Elsewhere bank failures and credit weaknesses are continuing to cast a shadow over restricted investment lists. And on top of that there are the challenges posed by the ongoing overhaul of financial regulation.
For example, changes in the regulation of money market funds (MMFs) in Europe rest on a decision due to be made in the term of the new European Parliament in Autumn 2014. What is still unclear is what inspiration regulators in Europe may take from regulators in the US who, in July 2014, unveiled their own reforms for the MMF industry, now widely considered to be the most dramatic shake-up to MMF products since the 1970s.

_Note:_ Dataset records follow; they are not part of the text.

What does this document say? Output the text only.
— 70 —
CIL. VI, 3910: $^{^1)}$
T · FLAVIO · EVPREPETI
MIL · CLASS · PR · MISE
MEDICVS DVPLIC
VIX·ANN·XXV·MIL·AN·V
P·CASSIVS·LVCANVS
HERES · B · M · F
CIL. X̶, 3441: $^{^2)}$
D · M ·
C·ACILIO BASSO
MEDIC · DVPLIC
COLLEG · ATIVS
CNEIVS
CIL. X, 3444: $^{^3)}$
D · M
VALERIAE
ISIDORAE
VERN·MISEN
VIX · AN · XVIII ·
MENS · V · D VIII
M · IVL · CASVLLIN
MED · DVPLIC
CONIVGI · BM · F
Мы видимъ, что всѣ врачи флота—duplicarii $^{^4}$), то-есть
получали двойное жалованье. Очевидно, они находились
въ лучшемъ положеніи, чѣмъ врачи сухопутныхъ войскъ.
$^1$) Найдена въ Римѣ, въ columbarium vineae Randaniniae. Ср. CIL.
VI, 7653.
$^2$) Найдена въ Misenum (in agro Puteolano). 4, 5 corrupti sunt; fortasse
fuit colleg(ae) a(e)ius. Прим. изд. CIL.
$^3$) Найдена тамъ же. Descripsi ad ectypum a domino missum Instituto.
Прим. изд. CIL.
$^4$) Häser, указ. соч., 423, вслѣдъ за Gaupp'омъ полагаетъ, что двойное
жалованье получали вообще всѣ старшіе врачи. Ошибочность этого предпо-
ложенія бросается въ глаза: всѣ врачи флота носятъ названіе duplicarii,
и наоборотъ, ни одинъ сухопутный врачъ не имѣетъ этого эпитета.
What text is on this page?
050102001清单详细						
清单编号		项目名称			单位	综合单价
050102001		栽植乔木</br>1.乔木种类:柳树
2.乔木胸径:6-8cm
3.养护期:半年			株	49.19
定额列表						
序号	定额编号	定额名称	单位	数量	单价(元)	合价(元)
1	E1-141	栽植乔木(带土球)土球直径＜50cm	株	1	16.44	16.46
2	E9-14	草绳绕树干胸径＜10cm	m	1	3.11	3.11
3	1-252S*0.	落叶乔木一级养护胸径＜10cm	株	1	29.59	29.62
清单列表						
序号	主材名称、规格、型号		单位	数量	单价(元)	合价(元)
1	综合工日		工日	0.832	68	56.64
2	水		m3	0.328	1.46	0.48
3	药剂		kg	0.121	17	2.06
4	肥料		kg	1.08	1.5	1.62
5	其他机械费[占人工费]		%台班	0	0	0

The Single Euro Payments Area (SEPA) is also worth noting in this introduction to European Cash Management 2014. Following the extension of the original migration date by six months, on 1st August 2014 a political project that began way back at the turn of the millennium was finally put to bed. Now that corporates have got over the strain of complying, the time has come to think about how the changes brought by SEPA can be leveraged, including harmonising payments and collections, rationalising bank accounts and centralising, as far as possible, treasury operations across the region.